Hatırlatma: Davranış kazandırma sürecinde problemler yaşanıyorsa tekrar bilgilendirme yapılabilir. Yaşanılan sorunlar konuşulmalıdır. Yaşanılan bu orunların nasıl çözümleneceği düşünülmeli, sorunları ortadan kaldırmak için çocuğumuzla birlikte hareket etmeliyiz. Anne baba olarak bu sürece çocuğumuzu dahil etmez isek çocuğumuzun davranışın sorumluluğunu almasını zorlaştırabiliriz.
Davranışın kazandırılması sürecinde çocuğumuzla sözleşme imzalayabiliriz. Bu sözleşmede yaptırımlar ve ödüllendirmeler yer alabilir.
Davranış ve alışkanlık kazandırma sürecinde dikkat etmemiz gereken hususlar:
- Çocuğumuza neden ödül vereceğimizi ve neden yaptırımla karşılayacağını iyi açıklamalıyız.
- Ağır yaptırımlardan ve pahalı ödüllerden kaçınmalıyız.
- Suçlayıcı, şüpheci bir dil kullanmamalıyız.
- Ödülü almamakla veya yaptırımı artırmakla tehdit etmemeliyiz.
- Ödül de yaptırımı da davranışı gerçekleştirdiğinde vermeliyiz. Aradan zaman geçince ödülün de yaptırımında bir anlamı kalmaz.

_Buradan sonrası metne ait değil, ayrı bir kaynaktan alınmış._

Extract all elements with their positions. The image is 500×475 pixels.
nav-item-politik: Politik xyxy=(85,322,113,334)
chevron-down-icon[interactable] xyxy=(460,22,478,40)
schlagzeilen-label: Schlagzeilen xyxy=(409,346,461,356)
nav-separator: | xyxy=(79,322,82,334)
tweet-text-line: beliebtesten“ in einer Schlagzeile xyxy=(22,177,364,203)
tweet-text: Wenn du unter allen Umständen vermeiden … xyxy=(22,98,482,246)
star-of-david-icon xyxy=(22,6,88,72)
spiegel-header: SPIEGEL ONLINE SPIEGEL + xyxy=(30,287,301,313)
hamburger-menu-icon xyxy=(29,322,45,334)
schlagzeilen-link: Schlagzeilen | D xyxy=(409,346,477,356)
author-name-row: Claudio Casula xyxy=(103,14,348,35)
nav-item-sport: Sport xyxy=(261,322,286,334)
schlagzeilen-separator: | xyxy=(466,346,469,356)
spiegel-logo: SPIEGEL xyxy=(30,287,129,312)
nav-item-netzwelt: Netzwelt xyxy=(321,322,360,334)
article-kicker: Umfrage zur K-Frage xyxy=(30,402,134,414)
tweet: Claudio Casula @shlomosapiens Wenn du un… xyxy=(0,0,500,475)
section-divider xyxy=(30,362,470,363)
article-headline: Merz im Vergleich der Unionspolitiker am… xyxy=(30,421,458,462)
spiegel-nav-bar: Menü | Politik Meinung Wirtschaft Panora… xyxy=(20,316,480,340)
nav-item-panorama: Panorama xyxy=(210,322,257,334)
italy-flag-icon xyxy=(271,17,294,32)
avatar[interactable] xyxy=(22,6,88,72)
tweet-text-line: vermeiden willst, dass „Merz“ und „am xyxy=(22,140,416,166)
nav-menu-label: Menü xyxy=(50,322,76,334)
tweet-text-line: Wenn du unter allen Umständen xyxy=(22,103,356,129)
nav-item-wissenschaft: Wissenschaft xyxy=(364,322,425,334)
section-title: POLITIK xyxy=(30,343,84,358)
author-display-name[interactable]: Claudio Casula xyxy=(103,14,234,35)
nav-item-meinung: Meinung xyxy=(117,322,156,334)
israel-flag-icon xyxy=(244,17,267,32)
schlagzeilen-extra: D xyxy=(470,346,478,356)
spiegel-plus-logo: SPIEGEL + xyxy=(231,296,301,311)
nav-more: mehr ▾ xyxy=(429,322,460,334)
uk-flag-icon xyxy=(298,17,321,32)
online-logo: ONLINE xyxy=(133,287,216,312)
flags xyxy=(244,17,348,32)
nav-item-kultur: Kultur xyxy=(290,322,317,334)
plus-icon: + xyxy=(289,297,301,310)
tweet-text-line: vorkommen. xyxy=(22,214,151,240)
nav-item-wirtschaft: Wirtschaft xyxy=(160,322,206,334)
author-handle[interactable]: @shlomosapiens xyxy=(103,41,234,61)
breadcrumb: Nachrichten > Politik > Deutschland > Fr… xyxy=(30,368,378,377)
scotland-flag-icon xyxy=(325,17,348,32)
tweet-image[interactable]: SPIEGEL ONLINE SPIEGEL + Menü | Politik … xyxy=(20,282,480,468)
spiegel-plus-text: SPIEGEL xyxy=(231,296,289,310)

- Kesinlikle çocuğumuzu başka çocuklarla kıyaslamamalıyız.
- Sabırlı olmalıyız. Çünkü davranışı kazandırmak uzun bir süreçtir.
- Tutarlı olmalıyız. Anne ve baba arasındaki tutarsızlık çocuk tarafından kullanılabilir. Davranışı yerine getirmediğinde anne tarafından verilecek yaptırıma babanın “bu defalık affedelim” demesi çocuk tarafından kullanılabilir.